## init ##

In [1]:
import itertools
from collections import defaultdict, Counter
from functools import reduce
import re
import nltk
from math import log2
import pandas as pd
from Bio import SeqIO, SeqRecord, Seq
from tqdm import tqdm_notebook as tqdm
import concurrent.futures 
import sys, os
import glob
from functools import partial
import pickle
from operator import itemgetter as ig
import requests
import json
from time import sleep
import goatools
import wget

In [2]:
def _L(x):
    return list(x)
    
def _L0(x):
    return list(x)[0]


In [3]:
def grouper(n, iterable):
    it = iter(iterable)
    while True:
        chunk = tuple(itertools.islice(it, n))
        if not chunk:
            return
        yield chunk


In [4]:
def filter_desc(desc, split = False):
    unlist = False
    if isinstance(desc, str):
        desc = [desc]
        unlist = True
        
    desc_out = []
    
    for s in desc:
        s = re.sub(r'(\[.+\])|(\(.+\))', '', s)
        s = re.sub(r'gi\|.+', '', s)
        s = s.lower()
        if not split:
            desc_out.append(s)
        else:
            desc_out.extend(s.split('\n'))
                
        
    if unlist and not split:
        desc_out = desc_out[0]
    
    desc_out = map(str.strip, desc_out)
    desc_out = filter(None, desc_out)
    return list(desc_out)

In [5]:
def ngrams(s):
    res = []
    wlist = s.split()
    for clen in range(1, len(wlist)+1):
        for shift in range(0, len(wlist)-clen+1):
            res.append(" ".join(wlist[shift:clen+shift]))

    return res

In [6]:
def most_freq_substr(strings, oneres = True):
    ngr = []
    for s in strings:
        ngr.extend(ngrams(s))
    res = sorted(Counter(ngr).items(), key = lambda x: x[1]*len(x[0]), reverse=True)
    return res[0][0] if oneres else res

In [7]:
go_obo_url = 'http://purl.obolibrary.org/obo/go/go-basic.obo'
data_folder = os.getcwd() + '/data'

# Check if we have the ./data directory already
if(not os.path.isfile(data_folder)):
    # Emulate mkdir -p (no error if folder exists)
    try:
        os.mkdir(data_folder)
    except OSError as e:
        if(e.errno != 17):
            raise e
else:
    raise Exception('Data path (' + data_folder + ') exists as a file. '
                   'Please rename, remove or change the desired location of the data path.')

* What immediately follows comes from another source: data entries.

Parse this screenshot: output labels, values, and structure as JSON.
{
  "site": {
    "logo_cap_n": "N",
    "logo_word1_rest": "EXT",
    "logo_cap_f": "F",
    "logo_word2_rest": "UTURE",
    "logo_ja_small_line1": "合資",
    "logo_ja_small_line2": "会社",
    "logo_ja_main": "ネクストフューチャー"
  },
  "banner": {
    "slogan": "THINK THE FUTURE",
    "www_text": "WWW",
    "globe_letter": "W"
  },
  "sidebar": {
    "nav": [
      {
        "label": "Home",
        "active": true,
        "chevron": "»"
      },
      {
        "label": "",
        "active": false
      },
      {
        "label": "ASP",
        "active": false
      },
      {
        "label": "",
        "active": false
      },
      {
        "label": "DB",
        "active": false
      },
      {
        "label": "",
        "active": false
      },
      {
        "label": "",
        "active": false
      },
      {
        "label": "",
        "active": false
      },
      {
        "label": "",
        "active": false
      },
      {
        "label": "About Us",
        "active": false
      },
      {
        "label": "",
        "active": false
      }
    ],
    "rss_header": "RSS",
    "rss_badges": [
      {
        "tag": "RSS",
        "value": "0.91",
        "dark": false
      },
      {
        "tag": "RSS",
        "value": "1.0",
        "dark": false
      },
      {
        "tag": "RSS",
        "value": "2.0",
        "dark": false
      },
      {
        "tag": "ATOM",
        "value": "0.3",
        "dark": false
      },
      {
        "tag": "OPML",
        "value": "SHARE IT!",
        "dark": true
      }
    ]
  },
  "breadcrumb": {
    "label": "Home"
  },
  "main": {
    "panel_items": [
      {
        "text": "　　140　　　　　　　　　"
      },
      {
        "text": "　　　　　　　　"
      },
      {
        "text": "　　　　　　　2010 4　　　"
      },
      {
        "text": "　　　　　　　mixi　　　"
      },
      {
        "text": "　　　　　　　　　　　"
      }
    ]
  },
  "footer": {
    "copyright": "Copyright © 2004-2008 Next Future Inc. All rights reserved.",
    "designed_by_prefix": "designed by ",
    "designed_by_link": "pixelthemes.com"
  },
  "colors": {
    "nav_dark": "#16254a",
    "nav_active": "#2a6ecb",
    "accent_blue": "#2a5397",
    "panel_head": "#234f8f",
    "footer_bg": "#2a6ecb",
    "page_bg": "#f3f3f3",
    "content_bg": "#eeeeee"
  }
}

# Check if the file exists already
if(not os.path.isfile(data_folder+'/go-basic.obo')):
    go_obo = wget.download(go_obo_url, data_folder+'/go-basic.obo')
else:
    go_obo = data_folder+'/go-basic.obo'

go = goatools.obo_parser.GODag(go_obo)

load obo file /home/urban/pepf_blast/data/go-basic.obo
/home/urban/pepf_blast/data/go-basic.obo: fmt(1.2) rel(2017-10-21) 47,002 GO Terms


 ## Parse peptbast output ##

In [None]:
%cd ~/pepf_blast/

In [8]:
def parse_peptblast(filename):
    for ch in grouper(7, open(filename).readlines()):
        record = {}
        record['q'] = ch[1].split("\t")[0]
        record['h'] = ch[5].split("\t")[0]
        record['h-desc'] = ch[5].split("\t")[2]
        record['_'] = ch
        yield record        

In [None]:
descs = defaultdict(list)
for r in parse_peptblast("peps1740.fasta_NCBInr_20160328.fasta_1.txt"):
    descs[r['q']].append(r['h-desc'])

In [None]:
all_descs = {k: "".join(v) for k, v in descs.items()}

In [None]:
gids = [r['h'] for r in parse_peptblast("peps1740.fasta_NCBInr_20160328.fasta_1.txt")]
gids = [g.split('|')[1] for g in gids]

In [None]:
gogids = {l.split('\t')[1] for l in open("gene2go").readlines()}

In [None]:
gogids.intersection(gids)

In [None]:
all_descs['all1539']

In [None]:
descs1 = {k:most_freq_substr(filter_desc(v, True)) for k,v in descs.items()}

In [None]:
descs1

In [None]:
len({p['q'] for p in parse_peptblast("peps1740.fasta_NCBInr_20160328.fasta_1.txt") })

In [None]:
len({p['q'] for p in parse_peptblast("peps1740.fasta_NCBInr_20160328.fasta_1.txt") 
    if 'hypothetical' not in p['h-desc'].lower()})

In [None]:
sum( map(lambda x: any( map(lambda y: y in x,
                            ['membrane', 'transporter', 'permease', 'envelope', 'atp syntase']) ), descs1.values()))

In [None]:
sum( map(lambda x: any( map(lambda y: y in x, ['ribosom']) ), descs1.values()))

## Read plain blast ##

In [None]:
blast = [(l.split('\t')[0],l.split('\t')[1]) for l in open("peps1740_nr_result.txt").readlines()]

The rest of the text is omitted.